Los instó a dedicarse primero a la idea del equipo y luego fortalecer aún más su planteamiento para el partido contra Uruguay. Le otorgaron otra victoria.

En el campo ese día contra Uruguay por Estados Unidos estaban los jugadores mundialistas Freeman, Berhalter, Matt Freese, Auston Trusty, Dest, Mark McKenzie, Wright y los suplentes Gio Reyna, Brenden Aaronson, Christian Roldan, Max Arfsten y Folarin Balogun. En el banquillo estaban Riccardo Pepi, Miles Robinson, Tim Ream y Joe Scully.

Estos son 16 de los 26 seleccionados para el Mundial.

Esto habla de la creencia de Pochettino en el valor de cada jugador para el equipo. Su discurso después de esa victoria fue captado por las cámaras de US Soccer y dijo todo sobre la gestión de Pochettino en la selección nacional.

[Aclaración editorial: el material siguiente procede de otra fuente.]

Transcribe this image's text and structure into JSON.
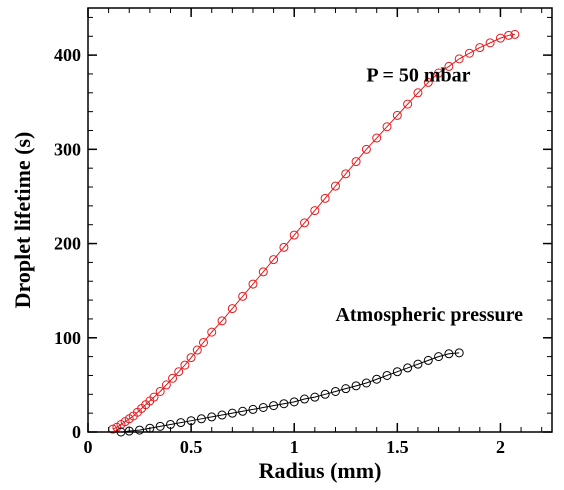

«Lo más importante es poner al equipo en primer lugar», dijo Pochettino a los jugadores después de la victoria. «Agregas tus cualidades al equipo. Agregas tus cualidades al entorno. Pones tus cualidades, tu personalidad, tu forma de hacer las cosas. La prioridad siempre ha sido el equipo… Este es el diseño que tenemos si queremos tener éxito. Ésta es el hambre que habéis demostrado: el equipo primero. El compromiso es realmente importante porque es más que solo los nombres de los jugadores. Es más porque este es el sueño del que hemos hablado en los últimos días: ser realistas y luego hacer lo imposible. Ese es nuestro «Porque creo que tenemos que creer realmente… creer realmente que podemos vencer y vencer a cualquier equipo».

Pochettino no ha cambiado. Todavía quiere inculcar esa misma creencia en este equipo. Y quiere que el país también lo acepte. Espera que los aficionados estadounidenses apoyen a todo el grupo y no sólo a unos pocos «grandes nombres» del cartel.

Esta es la base de su enfoque. Y después de dos victorias en la fase de grupos, el partido contra Turquía le dará al técnico otra oportunidad de demostrar su concepto. Reforzando la creencia, tanto en su vestuario como en todo el país, de que la fuerza del equipo de EE. UU. reside en su fuerza colectiva. Sugerir que Estados Unidos no tiene nada que ganar competitivamente con una victoria es pasar por alto el panorama más amplio de Pochettino.

“Tienes la calidad y la capacidad para enfrentarte a cualquier equipo y desafiarlo”, dijo Pochettino esa noche en Tampa. “Y luego (el trabajo es) hacer historia, crear recuerdos, hacer realidad nuestros sueños”.

Dos partidos después, en el Mundial, están dando pasos para hacer realidad su sueño. No esperen que Pochettino cambie ahora.